The Health Information and Quality Authority (HIQA) has published an inspection report on the foster care and child protection and welfare services operated by the Child and Family Agency (Tusla) in the Dublin South West, Kildare, West Wicklow service area.

HIQA conducted a risk-based inspection of the Dublin South West, Kildare, West Wicklow service area, located in Tusla’s Dublin Mid Leinster region, between 7 to 11 December 2020. A total of 10 standards were examined to assess progress in addressing the risks to children across both the foster care and child protection and welfare services. Of the nine child protection and welfare standards assessed, one standard was compliant, two standards were substantially compliant, four standards were moderate non-compliant, and two standards were major non-compliant. The one foster care standard assessed was found to be major non-compliant. 

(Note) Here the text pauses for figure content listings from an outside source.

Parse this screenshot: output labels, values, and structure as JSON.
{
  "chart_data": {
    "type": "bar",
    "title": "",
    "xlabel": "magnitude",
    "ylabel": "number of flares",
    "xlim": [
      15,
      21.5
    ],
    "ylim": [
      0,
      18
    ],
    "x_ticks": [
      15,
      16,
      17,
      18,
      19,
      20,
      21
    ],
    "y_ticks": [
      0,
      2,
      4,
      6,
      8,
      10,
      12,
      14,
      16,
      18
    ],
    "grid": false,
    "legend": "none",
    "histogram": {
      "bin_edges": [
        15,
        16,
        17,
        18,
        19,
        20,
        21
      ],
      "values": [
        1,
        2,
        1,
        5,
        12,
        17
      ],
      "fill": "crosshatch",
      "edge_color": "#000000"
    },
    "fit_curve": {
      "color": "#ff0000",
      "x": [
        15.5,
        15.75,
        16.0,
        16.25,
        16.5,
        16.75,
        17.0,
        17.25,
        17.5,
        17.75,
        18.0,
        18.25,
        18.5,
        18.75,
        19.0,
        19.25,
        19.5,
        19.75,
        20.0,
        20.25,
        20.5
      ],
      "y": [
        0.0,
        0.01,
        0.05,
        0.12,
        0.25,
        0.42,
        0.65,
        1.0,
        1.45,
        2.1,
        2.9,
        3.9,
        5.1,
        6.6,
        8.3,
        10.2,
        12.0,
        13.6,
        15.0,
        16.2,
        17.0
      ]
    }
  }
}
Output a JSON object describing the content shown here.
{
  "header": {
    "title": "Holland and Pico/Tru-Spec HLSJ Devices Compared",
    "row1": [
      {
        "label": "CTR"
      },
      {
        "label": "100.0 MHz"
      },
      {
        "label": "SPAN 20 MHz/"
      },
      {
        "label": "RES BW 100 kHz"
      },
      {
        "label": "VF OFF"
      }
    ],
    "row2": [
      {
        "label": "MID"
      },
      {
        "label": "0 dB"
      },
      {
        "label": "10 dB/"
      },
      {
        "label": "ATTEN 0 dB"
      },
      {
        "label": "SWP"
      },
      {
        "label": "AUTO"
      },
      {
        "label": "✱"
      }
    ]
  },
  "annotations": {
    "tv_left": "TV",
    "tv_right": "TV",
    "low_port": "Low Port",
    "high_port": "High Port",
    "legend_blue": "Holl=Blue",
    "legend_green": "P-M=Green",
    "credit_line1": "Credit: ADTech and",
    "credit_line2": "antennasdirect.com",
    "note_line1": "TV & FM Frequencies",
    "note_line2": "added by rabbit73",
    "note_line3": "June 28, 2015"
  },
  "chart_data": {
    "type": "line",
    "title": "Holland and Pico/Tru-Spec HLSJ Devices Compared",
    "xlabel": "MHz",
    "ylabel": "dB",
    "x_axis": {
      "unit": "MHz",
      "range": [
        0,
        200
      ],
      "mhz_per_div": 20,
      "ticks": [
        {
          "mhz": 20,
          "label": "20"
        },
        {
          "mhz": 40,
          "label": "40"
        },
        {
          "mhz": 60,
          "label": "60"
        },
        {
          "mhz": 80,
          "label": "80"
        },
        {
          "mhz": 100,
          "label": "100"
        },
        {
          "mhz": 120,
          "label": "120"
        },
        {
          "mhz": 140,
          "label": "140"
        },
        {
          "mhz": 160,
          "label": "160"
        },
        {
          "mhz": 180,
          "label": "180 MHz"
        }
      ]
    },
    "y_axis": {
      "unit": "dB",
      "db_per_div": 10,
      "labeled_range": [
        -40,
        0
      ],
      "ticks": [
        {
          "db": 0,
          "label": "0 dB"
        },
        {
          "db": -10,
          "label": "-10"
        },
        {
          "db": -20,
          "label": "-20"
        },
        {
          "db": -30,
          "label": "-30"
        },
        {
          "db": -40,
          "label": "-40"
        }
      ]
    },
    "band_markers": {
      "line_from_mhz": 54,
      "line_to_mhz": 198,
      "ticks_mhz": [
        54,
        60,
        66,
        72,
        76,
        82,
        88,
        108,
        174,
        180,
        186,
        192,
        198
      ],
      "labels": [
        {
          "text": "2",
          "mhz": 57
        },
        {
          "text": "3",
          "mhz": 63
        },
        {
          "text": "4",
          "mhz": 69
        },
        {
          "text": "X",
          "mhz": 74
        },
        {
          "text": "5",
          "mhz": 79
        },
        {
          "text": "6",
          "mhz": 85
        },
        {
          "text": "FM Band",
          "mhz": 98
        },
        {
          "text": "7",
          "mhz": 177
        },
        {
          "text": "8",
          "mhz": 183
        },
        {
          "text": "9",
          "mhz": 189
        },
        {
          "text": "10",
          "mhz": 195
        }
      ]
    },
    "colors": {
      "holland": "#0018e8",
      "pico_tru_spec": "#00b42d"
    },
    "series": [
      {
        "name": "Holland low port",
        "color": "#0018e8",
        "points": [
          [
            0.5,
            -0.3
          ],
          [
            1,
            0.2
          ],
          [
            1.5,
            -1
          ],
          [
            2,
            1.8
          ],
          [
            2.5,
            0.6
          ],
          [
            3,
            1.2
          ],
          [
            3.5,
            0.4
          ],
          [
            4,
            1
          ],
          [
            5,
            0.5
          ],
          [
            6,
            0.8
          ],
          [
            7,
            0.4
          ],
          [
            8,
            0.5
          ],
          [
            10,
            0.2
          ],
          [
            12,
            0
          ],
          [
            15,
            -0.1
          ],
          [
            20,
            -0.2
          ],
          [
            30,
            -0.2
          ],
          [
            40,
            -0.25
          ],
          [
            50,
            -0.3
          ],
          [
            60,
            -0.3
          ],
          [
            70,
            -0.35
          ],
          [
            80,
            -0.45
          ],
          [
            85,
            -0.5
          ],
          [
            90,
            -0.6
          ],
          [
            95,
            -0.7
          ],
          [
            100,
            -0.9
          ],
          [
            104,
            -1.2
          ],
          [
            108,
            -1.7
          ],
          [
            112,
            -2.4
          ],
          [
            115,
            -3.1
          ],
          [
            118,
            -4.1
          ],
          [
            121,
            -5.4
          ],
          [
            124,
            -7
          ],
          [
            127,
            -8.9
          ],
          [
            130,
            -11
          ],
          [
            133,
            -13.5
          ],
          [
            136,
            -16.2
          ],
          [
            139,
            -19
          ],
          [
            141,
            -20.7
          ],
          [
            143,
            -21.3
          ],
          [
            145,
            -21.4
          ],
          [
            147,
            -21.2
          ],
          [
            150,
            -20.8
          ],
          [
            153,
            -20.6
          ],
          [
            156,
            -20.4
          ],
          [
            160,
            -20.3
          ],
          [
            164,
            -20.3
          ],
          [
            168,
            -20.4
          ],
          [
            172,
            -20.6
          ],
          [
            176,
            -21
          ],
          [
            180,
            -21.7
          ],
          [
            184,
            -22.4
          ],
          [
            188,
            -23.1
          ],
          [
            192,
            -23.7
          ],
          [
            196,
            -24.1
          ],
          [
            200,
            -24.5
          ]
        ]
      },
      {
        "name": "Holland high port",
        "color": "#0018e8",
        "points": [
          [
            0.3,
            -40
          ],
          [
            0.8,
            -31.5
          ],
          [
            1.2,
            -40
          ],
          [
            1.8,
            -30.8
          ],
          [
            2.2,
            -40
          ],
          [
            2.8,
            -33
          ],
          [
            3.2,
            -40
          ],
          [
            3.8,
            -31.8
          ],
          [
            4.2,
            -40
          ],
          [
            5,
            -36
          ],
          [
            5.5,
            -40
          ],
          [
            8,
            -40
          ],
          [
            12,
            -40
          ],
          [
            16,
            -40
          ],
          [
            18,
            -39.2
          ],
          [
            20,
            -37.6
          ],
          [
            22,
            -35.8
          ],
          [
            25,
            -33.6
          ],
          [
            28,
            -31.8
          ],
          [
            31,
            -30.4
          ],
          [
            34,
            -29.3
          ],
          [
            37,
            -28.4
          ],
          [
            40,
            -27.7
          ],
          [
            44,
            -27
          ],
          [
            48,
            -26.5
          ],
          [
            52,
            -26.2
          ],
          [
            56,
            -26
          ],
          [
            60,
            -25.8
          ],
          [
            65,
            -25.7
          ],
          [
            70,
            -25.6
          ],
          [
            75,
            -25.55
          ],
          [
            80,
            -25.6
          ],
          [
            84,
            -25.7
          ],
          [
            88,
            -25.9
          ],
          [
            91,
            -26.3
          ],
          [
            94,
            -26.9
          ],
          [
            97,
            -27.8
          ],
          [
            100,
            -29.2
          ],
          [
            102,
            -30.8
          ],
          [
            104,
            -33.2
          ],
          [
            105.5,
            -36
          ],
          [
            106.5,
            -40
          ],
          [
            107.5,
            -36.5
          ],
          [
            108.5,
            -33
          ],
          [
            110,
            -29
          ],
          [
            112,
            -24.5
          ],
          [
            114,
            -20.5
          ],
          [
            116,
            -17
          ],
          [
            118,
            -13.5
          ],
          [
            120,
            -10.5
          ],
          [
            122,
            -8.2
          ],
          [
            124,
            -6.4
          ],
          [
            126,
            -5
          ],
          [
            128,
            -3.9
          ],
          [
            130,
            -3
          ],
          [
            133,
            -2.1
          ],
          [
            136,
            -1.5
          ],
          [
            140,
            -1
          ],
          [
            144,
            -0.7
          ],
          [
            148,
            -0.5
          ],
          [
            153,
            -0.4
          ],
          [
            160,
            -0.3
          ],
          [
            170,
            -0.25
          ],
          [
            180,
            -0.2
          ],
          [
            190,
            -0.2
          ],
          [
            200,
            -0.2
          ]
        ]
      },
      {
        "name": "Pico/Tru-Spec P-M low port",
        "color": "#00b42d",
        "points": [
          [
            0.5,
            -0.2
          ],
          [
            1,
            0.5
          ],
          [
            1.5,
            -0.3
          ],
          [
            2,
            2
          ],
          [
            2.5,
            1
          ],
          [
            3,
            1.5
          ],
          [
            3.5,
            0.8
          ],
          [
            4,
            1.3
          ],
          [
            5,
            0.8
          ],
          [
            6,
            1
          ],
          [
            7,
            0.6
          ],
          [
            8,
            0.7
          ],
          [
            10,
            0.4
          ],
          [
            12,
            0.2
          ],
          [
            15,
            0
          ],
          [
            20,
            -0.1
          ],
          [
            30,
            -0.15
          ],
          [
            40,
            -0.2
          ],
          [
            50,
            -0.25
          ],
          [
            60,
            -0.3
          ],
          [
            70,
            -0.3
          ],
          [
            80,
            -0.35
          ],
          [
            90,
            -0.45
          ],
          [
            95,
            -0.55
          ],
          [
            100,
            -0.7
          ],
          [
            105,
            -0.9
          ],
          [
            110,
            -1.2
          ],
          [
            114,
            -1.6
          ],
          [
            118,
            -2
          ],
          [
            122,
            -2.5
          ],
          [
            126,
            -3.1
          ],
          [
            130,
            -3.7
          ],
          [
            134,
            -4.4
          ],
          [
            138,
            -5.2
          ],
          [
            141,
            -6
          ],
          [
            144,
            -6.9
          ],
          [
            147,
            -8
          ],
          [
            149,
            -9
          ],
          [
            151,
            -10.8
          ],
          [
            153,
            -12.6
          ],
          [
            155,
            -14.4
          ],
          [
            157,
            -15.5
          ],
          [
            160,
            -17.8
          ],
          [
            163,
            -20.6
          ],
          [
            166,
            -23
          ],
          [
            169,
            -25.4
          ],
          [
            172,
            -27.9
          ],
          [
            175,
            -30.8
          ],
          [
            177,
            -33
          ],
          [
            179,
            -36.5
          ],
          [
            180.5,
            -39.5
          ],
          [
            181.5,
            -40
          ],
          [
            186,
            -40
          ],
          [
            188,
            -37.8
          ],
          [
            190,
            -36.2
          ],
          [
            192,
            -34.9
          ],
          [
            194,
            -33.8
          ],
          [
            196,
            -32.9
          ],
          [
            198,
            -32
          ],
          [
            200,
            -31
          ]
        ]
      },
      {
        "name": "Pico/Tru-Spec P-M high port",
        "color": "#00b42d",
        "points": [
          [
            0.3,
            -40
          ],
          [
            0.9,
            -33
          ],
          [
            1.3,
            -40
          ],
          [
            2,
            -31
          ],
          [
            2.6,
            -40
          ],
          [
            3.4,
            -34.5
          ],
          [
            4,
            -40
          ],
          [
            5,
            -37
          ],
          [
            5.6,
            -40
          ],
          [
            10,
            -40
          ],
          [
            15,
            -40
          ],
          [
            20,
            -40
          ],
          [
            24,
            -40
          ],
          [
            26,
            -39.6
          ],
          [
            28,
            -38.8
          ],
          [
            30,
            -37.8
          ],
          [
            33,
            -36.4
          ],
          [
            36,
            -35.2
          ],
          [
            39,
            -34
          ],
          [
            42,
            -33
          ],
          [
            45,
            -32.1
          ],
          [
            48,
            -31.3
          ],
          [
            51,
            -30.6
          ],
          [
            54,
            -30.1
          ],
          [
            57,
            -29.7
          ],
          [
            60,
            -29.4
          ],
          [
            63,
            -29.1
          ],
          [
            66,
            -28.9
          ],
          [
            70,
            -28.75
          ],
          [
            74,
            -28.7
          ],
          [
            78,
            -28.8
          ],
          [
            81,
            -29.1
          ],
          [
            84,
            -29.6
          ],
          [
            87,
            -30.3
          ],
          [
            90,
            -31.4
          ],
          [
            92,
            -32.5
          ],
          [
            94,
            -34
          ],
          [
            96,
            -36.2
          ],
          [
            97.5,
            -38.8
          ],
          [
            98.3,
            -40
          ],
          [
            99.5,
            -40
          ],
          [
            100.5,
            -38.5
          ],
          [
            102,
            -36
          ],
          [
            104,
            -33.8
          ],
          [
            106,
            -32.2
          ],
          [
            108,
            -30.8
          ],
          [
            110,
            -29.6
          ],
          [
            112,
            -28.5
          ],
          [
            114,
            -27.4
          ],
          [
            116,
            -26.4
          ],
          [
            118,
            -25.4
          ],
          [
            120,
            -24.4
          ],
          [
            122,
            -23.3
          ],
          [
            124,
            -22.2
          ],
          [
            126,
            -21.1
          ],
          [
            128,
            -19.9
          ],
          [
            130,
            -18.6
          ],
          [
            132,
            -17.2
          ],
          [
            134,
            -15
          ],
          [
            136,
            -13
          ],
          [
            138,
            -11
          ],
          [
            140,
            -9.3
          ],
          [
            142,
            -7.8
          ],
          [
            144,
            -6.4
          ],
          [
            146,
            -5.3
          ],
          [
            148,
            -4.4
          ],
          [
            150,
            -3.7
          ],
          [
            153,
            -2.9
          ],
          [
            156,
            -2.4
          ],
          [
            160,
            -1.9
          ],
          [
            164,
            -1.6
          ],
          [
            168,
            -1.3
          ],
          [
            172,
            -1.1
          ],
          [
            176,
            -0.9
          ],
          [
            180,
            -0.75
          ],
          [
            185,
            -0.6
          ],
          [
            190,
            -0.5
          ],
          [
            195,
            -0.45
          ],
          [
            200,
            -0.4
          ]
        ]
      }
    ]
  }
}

The service area submitted a compliance plan which outlined plans to address the risks. The inspection report and compliance plan can be found at www.hiqa.ie. The compliance plan will continue to be monitored as part of HIQA’s ongoing regulatory activity. More detail on the findings is outlined below.

Child protection and welfare

Management systems in place to review and monitor the standards of service provision in relation to cases awaiting allocation required improvement. Standard operating procedures to manage unallocated cases were not consistently implemented. This lack of consistent management oversight meant that the area could not be assured that children were receiving a timely service that was appropriate to their needs. Reviews of cases on waiting lists did not result in cases being appropriately prioritised for allocation, despite significant indicators of cumulative harm in some of the cases reviewed. The review information included on the file did not provide a specific analysis or rationale for the decisions made in relation to each case, nor did it outline what action was to be taken in each case. 

Data management practices in relation to some children’s files were poor, and relevant documents, such as case notes, had not been uploaded or completed. This impacted on the ability of managers to review casework and review all relevant information for children who were on the waiting list for child protection and welfare services.

Further improvements were required in the timeliness and quality of screening and preliminary enquiry in the service area. All concerns in relation to children were screened and directed to the appropriate service. The majority of referrals were classified appropriately. While significant improvement had been made to meet the time frames for screening and preliminary enquiries, further work was required to ensure consistency, and adhere to Tusla’s own standard business processes. The area had made improvements in the completion of notifications to An Garda Síochána. 

The quality of safety plans was inconsistent and the process for monitoring, reviewing and updating safety plans in the area required further improvement. There was no clear system in place to ensure that safety plans were being implemented by families, or to ensure that safety plans had been updated to take account of changes in family situations. 

Initial assessments completed by the service were of good quality, and children were met with and observed as part of the assessment process. There was good quality analysis of children’s needs, and the strengths and risks that existed within their network. However, they were not completed in a timely manner. 

The timeliness of initial child protection conferences required improvement. This presented a risk for the children involved, as existing safety plans and interventions were not addressing the identified risks to children or keeping children safe. The content of the child protection safety plans developed were of good quality. Review child protection conferences were comprehensive and were completed in a timely manner. 

Foster care

This inspection focused on the areas of risk identified in a previous inspection: governance and oversight of relative care assessments, and the aftercare service. 

The area had implemented a system to track the progress of assessments of relative foster carers. However, this system was not effective as it was not accurate or up to date, and there continued to be significant delays in allocating relative assessments to a social worker for completion. The reasons for the delays were not recorded. Management oversight was inadequate, with insufficient action taken when a lack of progress was evident. While there was evidence of communication with external providers regarding the progress of relative assessments that were contracted out, the process for tracking these assessments was inconsistent. 

Garda vetting of foster carers or other young people over 16 had not been updated on a number of the files reviewed, and while the area had implemented actions to address the oversight of Garda vetting, it was not effective as gaps remained on some files.

There was a dedicated and committed aftercare team and manager now in place with a clear vision for the service. The team was significantly under resourced which impacted on the quality and timeliness of the service provided. New referrals to the service could not be allocated, due to staff having unmanageable caseloads. There was a system in place to ensure that referrals to the service were received in a timely manner, and while there were arrangements in place to support young people who did not have an aftercare worker, the records of interventions, support and guidance provided was not always evident. The aftercare service had not yet fully commenced the electronic storing of files on National Child Care Information Systems (NCCIS) and paper files continued to be held for 16 to 18 year olds involved with the aftercare service. This was identified as an area for action in the service improvement plan. 

There were plans to develop the aftercare service further, which involved the recruitment of additional staff. The aftercare manager was developing a system to ensure improved oversight of aftercare services by an external provider, and the auditing of files was due to commence in January 2021.